Companies have been adding capacity since then and things should be better in 2021, he said. In the longer term, academic and industry experts have been trying to redesign the food supply chain to “make it more agile,” he said.
A toll on the industry
Trucking rates took a toll on the industry last year. Retailers will either push up the price of the fruit to compensate, which could decrease consumer demand, or choose to stock other products, marketers said.
The rates affect grower returns, too, said Roger Pepperl, marketing director for Stemilt Growers of Wenatchee. About 60 percent of fruit is shipped based on competitive ad promotion prices, which retailers can’t change overnight. So, they try to make up for the higher shipping cost with lower prices paid to packers, which translates to smaller grower returns.

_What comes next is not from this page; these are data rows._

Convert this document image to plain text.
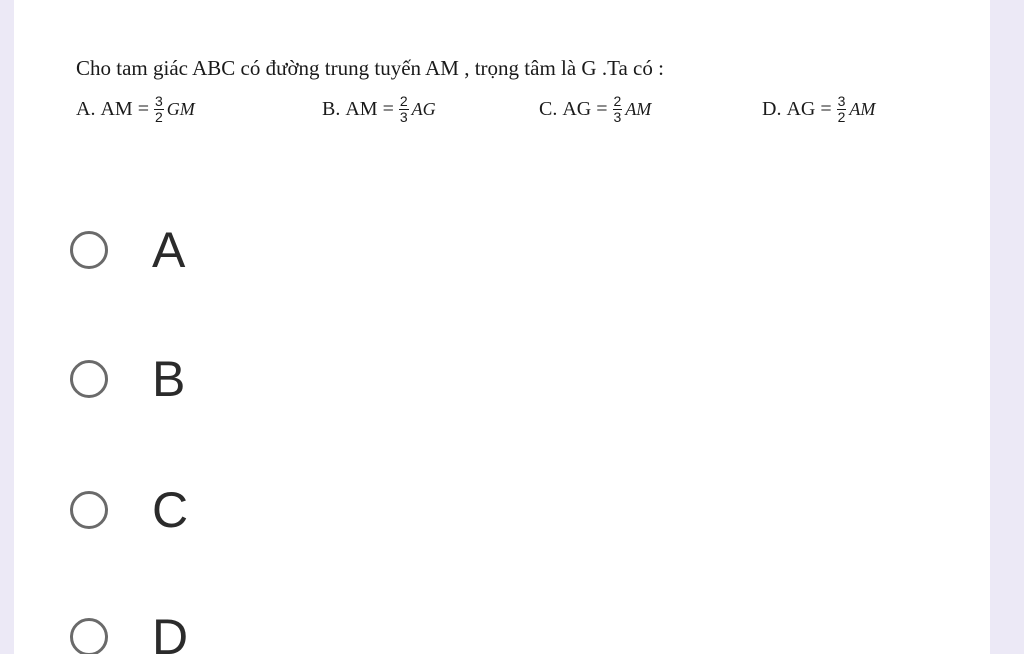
Cho tam giác ABC có đường trung tuyến AM , trọng tâm là G .Ta có :
A.
AM = $\frac{3}{2}$ GM	B.
AM = $\frac{2}{3}$ AG	C.
AG = $\frac{2}{3}$ AM	D.
AG = $\frac{3}{2}$ AM
A
B
C
D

“Ad pricing and regular pricing both can move up over time, but it takes months,” Pepperl said.
Normally at this time of year, shipping a load of apples from Washington to the East Coast runs about $9,400 per load, said Josue Gutierrez, transportation manager for Sage Fruit Co. of Yakima. This year it’s about $11,000. Intermodal rates are high, too, he said.
Due to the lack of economic activity caused by the coronavirus, trucks come less often from the East, making them more scarce in the Pacific Northwest, which produces most of the apples. Some trucking companies shut down entirely, Gutierrez said. Retailers and brokers have been more willing than usual this year to make multiple stops to fill up partial loads, he said.
The high trucking prices also pit apple growing regions against each other, said Steve Smith, marketing and business development director at Washington Fruit and Produce Co. of Yakima. Freight costs naturally go up with distance. He has noticed truck prices from Yakima to the East Coast running between $8 and $12 per box, unusually high, he said. That gives Michigan and New York growers a geographical advantage in Eastern population centers. The Washington label on apples commands a price premium, but that will carry retailers only so far, he said.
Rising freight costs also intensify the competition for shelf space with other fruits and vegetables. If retailers try to raise prices of apples from $1.69 per pound to $1.99, oranges at 99 cents per pound start to look more attractive.
All these freight dynamics wash out onto the initial producer. “It’s a very important component to the grower,” Smith said.
Jessup predicted all the changes will have long-term effects. For one, the trucking industry will only speed up its move toward autonomous vehicles, electric-powered trucks and hydrogen fuel cell-powered trucks, he said.
Meanwhile, Jessup is concerned about the coronavirus’ toll on the nation’s transportation infrastructure. The American Society of Civil Engineers already gives the country’s highways and bridges poor grades, and the coronavirus has taken a big bite from state transportation budgets, which rely heavily on gas taxes.
There might be some shift to source food locally but no overall shortening of the supply chain, he said, as some economists have predicted. The masses will still shop at Costco and Walmart, and those retailers will purchase from reliable producers wherever they are in the country. The population will simply be too large for anything else. By 2045, America’s population will grow by 70 million, according to a 2017 report by the U.S. Department of Transportation. That’s about the current size of New York, Florida and Texas combined.
“Do you think you’re going to source all that food … from a locally grown CSA?” Jessup said.